Chapter 2

Échos du Passé

Une deuxième lettre arrive, évoquant des souvenirs précis : un café partagé, une promenade sous la pluie. Le narrateur ressent une connexion, mais l'identité de l'expéditeur demeure un mystère.

8 min read

Le thé avait refroidi dans la tasse, une fine pellicule de brume s'étant formée à la surface, miroir opacifiant du brouillard qui s'était installé dans l'esprit du narrateur. La première lettre, celle qui portait l'inscription énigmatique "Pour mon amour, mon ange, mon prince", reposait désormais sur la table basse, dépliée, ses mots gravés dans la mémoire. Une curiosité lancinante, presque douloureuse, avait pris racine en lui, s'épanouissant dans l'ombre de l'inconnu. Qui pouvait bien murmurer de tels mots, si tendres et pourtant si étrangers ?
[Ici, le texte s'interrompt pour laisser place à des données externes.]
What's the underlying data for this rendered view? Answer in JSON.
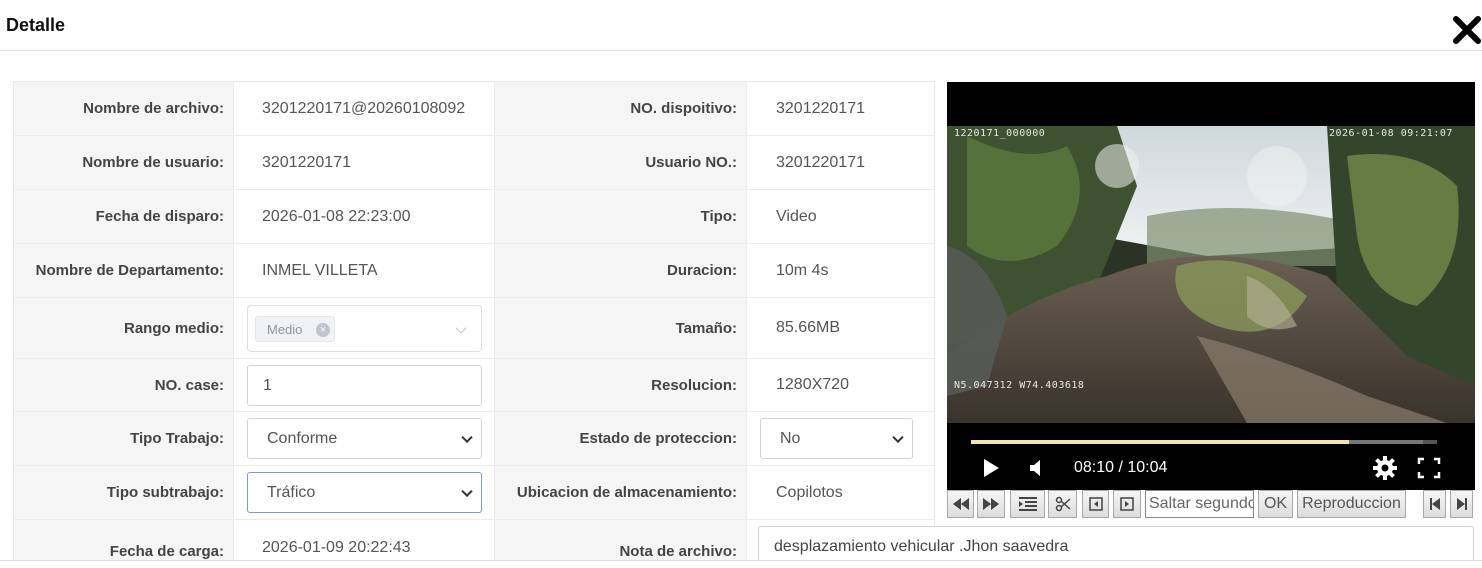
{
  "dialog": {
    "title": "Detalle"
  },
  "fields": {
    "file_name": {
      "label": "Nombre de archivo:",
      "value": "3201220171@20260108092"
    },
    "device_no": {
      "label": "NO. dispoitivo:",
      "value": "3201220171"
    },
    "user_name": {
      "label": "Nombre de usuario:",
      "value": "3201220171"
    },
    "user_no": {
      "label": "Usuario NO.:",
      "value": "3201220171"
    },
    "capture_date": {
      "label": "Fecha de disparo:",
      "value": "2026-01-08 22:23:00"
    },
    "type": {
      "label": "Tipo:",
      "value": "Video"
    },
    "department": {
      "label": "Nombre de Departamento:",
      "value": "INMEL VILLETA"
    },
    "duration": {
      "label": "Duracion:",
      "value": "10m 4s"
    },
    "range": {
      "label": "Rango medio:",
      "tag": "Medio"
    },
    "size": {
      "label": "Tamaño:",
      "value": "85.66MB"
    },
    "case_no": {
      "label": "NO. case:",
      "value": "1"
    },
    "resolution": {
      "label": "Resolucion:",
      "value": "1280X720"
    },
    "work_type": {
      "label": "Tipo Trabajo:",
      "value": "Conforme"
    },
    "protection": {
      "label": "Estado de proteccion:",
      "value": "No"
    },
    "work_subtype": {
      "label": "Tipo subtrabajo:",
      "value": "Tráfico"
    },
    "storage": {
      "label": "Ubicacion de almacenamiento:",
      "value": "Copilotos"
    },
    "upload_date": {
      "label": "Fecha de carga:",
      "value": "2026-01-09 20:22:43"
    },
    "note": {
      "label": "Nota de archivo:",
      "value": "desplazamiento vehicular .Jhon saavedra"
    }
  },
  "player": {
    "osd_top_left": "1220171_000000",
    "osd_top_right": "2026-01-08 09:21:07",
    "osd_bottom_left": "N5.047312 W74.403618",
    "time": "08:10 / 10:04",
    "progress": 0.812,
    "buffered": 0.97
  },
  "toolbar": {
    "seek_placeholder": "Saltar segundos",
    "ok_label": "OK",
    "playback_label": "Reproduccion"
  },
  "colors": {
    "progress": "#f3e3b5",
    "player_bg": "#000000",
    "label_bg": "#f5f5f5"
  }
}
C'est au milieu de cette contemplation silencieuse que le facteur, silhouette familière se découpant dans la lumière pâle de l'après-midi, déposa une nouvelle enveloppe. Le même papier épais, légèrement jauni, le même sceau de cire, mais cette fois, le destinataire était clairement identifié : "Au cœur qui se souvient". Un frisson parcourut l'échine du narrateur. Le cœur qui se souvient… Était-ce une réponse à son trouble muet, une invitation à son introspection ?

Il déchira l'ouverture avec une hâte fébrile, le cœur battant la chamade contre ses côtes. Les mots, tracés de la même écriture élégante et soutenue, se déployèrent sous ses yeux.

"Mon coucou,

Te souviens-tu de ce café, celui où les grains torréfiés embaumaient l'air de promesses sucrées ? Nous y étions assis, les mains agrippées à nos tasses fumantes, le monde extérieur s'effaçant peu à peu devant la douceur de nos conversations. Le tien, si vif, si pétillant, réveillait en moi une joie que je ne savais plus posséder. Tu parlais de tes rêves, de ces horizons lointains que tu désirais explorer, et je t'écoutais, captivé, me perdant dans le sillage de tes mots. L'un de nous, je ne me rappelle plus lequel, avait renversé un peu de sucre sur la table, dessinant une constellation éphémère que nous avions effacée d'un geste complice. Un geste simple, dérisoire, mais qui, aujourd'hui, résonne comme un écho lointain, une mélodie oubliée.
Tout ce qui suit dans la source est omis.